It is a never ending battle to find the balance between providing cool metrics and consumable metrics. Let me give you an example of one of my favorites. Happened again today. (There will be more and I'll post as often as I deal with them I promise. ;)
Let's take the concept of Sales. So, I want to run a Performance Report. Doesn't matter what really. By keyword, by product, by category, etc. For this example, we'll use keyword.
So, let's see the performance of a specific keyword. I want to look at April's results. I want leads, orders, conversion, profit, blah blah blah.
Quick run of the report and I see that the keyword has zero leads and 3 orders.
[User typically scratching head at this point.] "Hmmm, something must be wrong with this report" is the unfortunate, yet all too common, response.

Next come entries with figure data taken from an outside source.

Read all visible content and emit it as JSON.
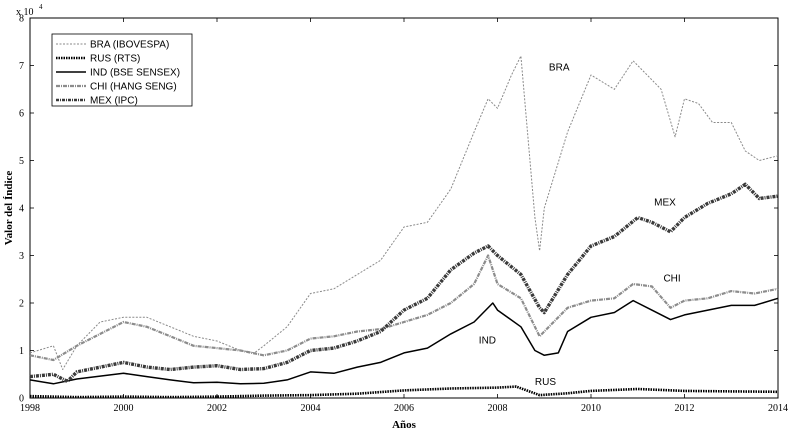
{
  "chart_data": {
    "type": "line",
    "xlabel": "Años",
    "ylabel": "Valor del Índice",
    "y_exponent_label": "x 10",
    "y_exponent_power": "4",
    "xlim": [
      1998,
      2014
    ],
    "ylim": [
      0,
      8
    ],
    "x_ticks": [
      "1998",
      "2000",
      "2002",
      "2004",
      "2006",
      "2008",
      "2010",
      "2012",
      "2014"
    ],
    "y_ticks": [
      "0",
      "1",
      "2",
      "3",
      "4",
      "5",
      "6",
      "7",
      "8"
    ],
    "grid": false,
    "legend_position": "top-left",
    "series": [
      {
        "name": "BRA (IBOVESPA)",
        "annotation": "BRA",
        "color": "#8a8a8a",
        "style": "dotted",
        "x": [
          1998,
          1998.5,
          1998.7,
          1999,
          1999.5,
          2000,
          2000.5,
          2001,
          2001.5,
          2002,
          2002.5,
          2002.8,
          2003,
          2003.5,
          2004,
          2004.5,
          2005,
          2005.5,
          2006,
          2006.5,
          2007,
          2007.5,
          2007.8,
          2008,
          2008.3,
          2008.5,
          2008.8,
          2008.9,
          2009,
          2009.5,
          2010,
          2010.5,
          2010.9,
          2011.2,
          2011.5,
          2011.8,
          2012,
          2012.3,
          2012.6,
          2013,
          2013.3,
          2013.6,
          2014
        ],
        "y": [
          0.95,
          1.1,
          0.6,
          1.1,
          1.6,
          1.7,
          1.7,
          1.5,
          1.3,
          1.2,
          1.0,
          0.95,
          1.1,
          1.5,
          2.2,
          2.3,
          2.6,
          2.9,
          3.6,
          3.7,
          4.4,
          5.6,
          6.3,
          6.1,
          6.8,
          7.2,
          3.8,
          3.1,
          4.0,
          5.6,
          6.8,
          6.5,
          7.1,
          6.8,
          6.5,
          5.5,
          6.3,
          6.2,
          5.8,
          5.8,
          5.2,
          5.0,
          5.1
        ]
      },
      {
        "name": "RUS (RTS)",
        "annotation": "RUS",
        "color": "#000000",
        "style": "dotted-thick",
        "x": [
          1998,
          1999,
          2000,
          2001,
          2002,
          2003,
          2004,
          2005,
          2006,
          2007,
          2008,
          2008.4,
          2008.9,
          2009.5,
          2010,
          2011,
          2012,
          2013,
          2014
        ],
        "y": [
          0.04,
          0.02,
          0.03,
          0.02,
          0.03,
          0.05,
          0.06,
          0.09,
          0.16,
          0.2,
          0.22,
          0.24,
          0.06,
          0.1,
          0.15,
          0.19,
          0.15,
          0.14,
          0.13
        ]
      },
      {
        "name": "IND (BSE SENSEX)",
        "annotation": "IND",
        "color": "#000000",
        "style": "solid",
        "x": [
          1998,
          1998.5,
          1999,
          2000,
          2000.5,
          2001,
          2001.5,
          2002,
          2002.5,
          2003,
          2003.5,
          2004,
          2004.5,
          2005,
          2005.5,
          2006,
          2006.5,
          2007,
          2007.5,
          2007.9,
          2008,
          2008.5,
          2008.8,
          2009,
          2009.3,
          2009.5,
          2010,
          2010.5,
          2010.9,
          2011.3,
          2011.7,
          2012,
          2012.5,
          2013,
          2013.5,
          2014
        ],
        "y": [
          0.38,
          0.3,
          0.4,
          0.52,
          0.45,
          0.38,
          0.32,
          0.33,
          0.3,
          0.31,
          0.38,
          0.55,
          0.52,
          0.65,
          0.75,
          0.95,
          1.05,
          1.35,
          1.6,
          2.0,
          1.85,
          1.5,
          1.0,
          0.9,
          0.95,
          1.4,
          1.7,
          1.8,
          2.05,
          1.85,
          1.65,
          1.75,
          1.85,
          1.95,
          1.95,
          2.1
        ]
      },
      {
        "name": "CHI (HANG SENG)",
        "annotation": "CHI",
        "color": "#8c8c8c",
        "style": "dash-dot",
        "x": [
          1998,
          1998.5,
          1999,
          2000,
          2000.5,
          2001,
          2001.5,
          2002,
          2002.5,
          2003,
          2003.5,
          2004,
          2004.5,
          2005,
          2005.5,
          2006,
          2006.5,
          2007,
          2007.5,
          2007.8,
          2008,
          2008.5,
          2008.9,
          2009,
          2009.5,
          2010,
          2010.5,
          2010.9,
          2011.3,
          2011.7,
          2012,
          2012.5,
          2013,
          2013.5,
          2014
        ],
        "y": [
          0.9,
          0.8,
          1.1,
          1.6,
          1.5,
          1.3,
          1.1,
          1.05,
          1.0,
          0.9,
          1.0,
          1.25,
          1.3,
          1.4,
          1.45,
          1.6,
          1.75,
          2.0,
          2.4,
          3.0,
          2.4,
          2.1,
          1.3,
          1.4,
          1.9,
          2.05,
          2.1,
          2.4,
          2.35,
          1.9,
          2.05,
          2.1,
          2.25,
          2.2,
          2.3
        ]
      },
      {
        "name": "MEX (IPC)",
        "annotation": "MEX",
        "color": "#3a3a3a",
        "style": "dash-dot-thick",
        "x": [
          1998,
          1998.5,
          1998.8,
          1999,
          2000,
          2000.5,
          2001,
          2001.5,
          2002,
          2002.5,
          2003,
          2003.5,
          2004,
          2004.5,
          2005,
          2005.5,
          2006,
          2006.5,
          2007,
          2007.5,
          2007.8,
          2008,
          2008.5,
          2008.9,
          2009,
          2009.5,
          2010,
          2010.5,
          2011,
          2011.3,
          2011.7,
          2012,
          2012.5,
          2013,
          2013.3,
          2013.6,
          2014
        ],
        "y": [
          0.45,
          0.5,
          0.35,
          0.55,
          0.75,
          0.65,
          0.6,
          0.65,
          0.68,
          0.6,
          0.62,
          0.75,
          1.0,
          1.05,
          1.2,
          1.4,
          1.85,
          2.1,
          2.7,
          3.05,
          3.2,
          3.0,
          2.6,
          1.9,
          1.8,
          2.6,
          3.2,
          3.4,
          3.8,
          3.7,
          3.5,
          3.8,
          4.1,
          4.3,
          4.5,
          4.2,
          4.25
        ]
      }
    ]
  }
}
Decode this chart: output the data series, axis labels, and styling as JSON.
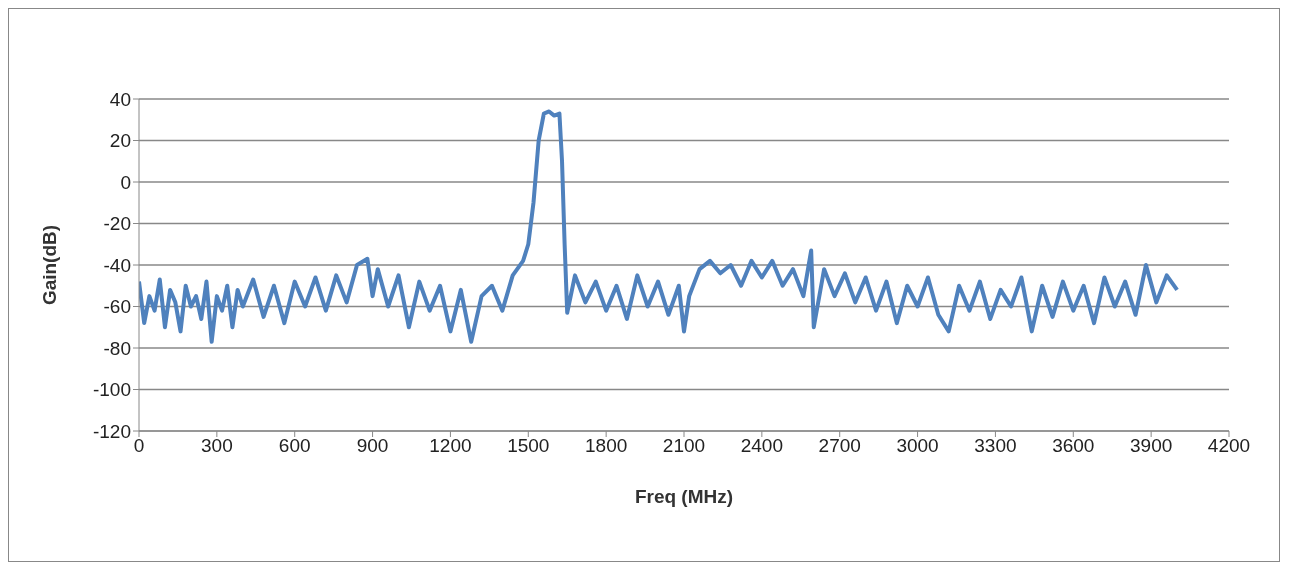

Welcome to the "What does <FILL IN BLANK> really mean?" scenario. In this case, "What does ORDERS really mean?".
Well, as is typically the case, it depends right? We've got a performance report, by keyword, for April.
Does the column ORDERS mean...
1. The total number of orders that have occurred in April, due to leads of the respective keyword, regardless of whether the leads occurred in April.
2. The total number of orders that have occurred due to April leads, regardless of whether the orders were placed in April.
Hmmm again. Two different meanings that answer two different questions. Reporting services may make the most commonly requested answer (#1 I find) the default report option, but anyone expecting #2 and not knowing the option is available, is consuming bad data.
That's not a good thing...
Moral of the story? Cool metrics are only cool when a user gets what they are expecting. Perfecting that?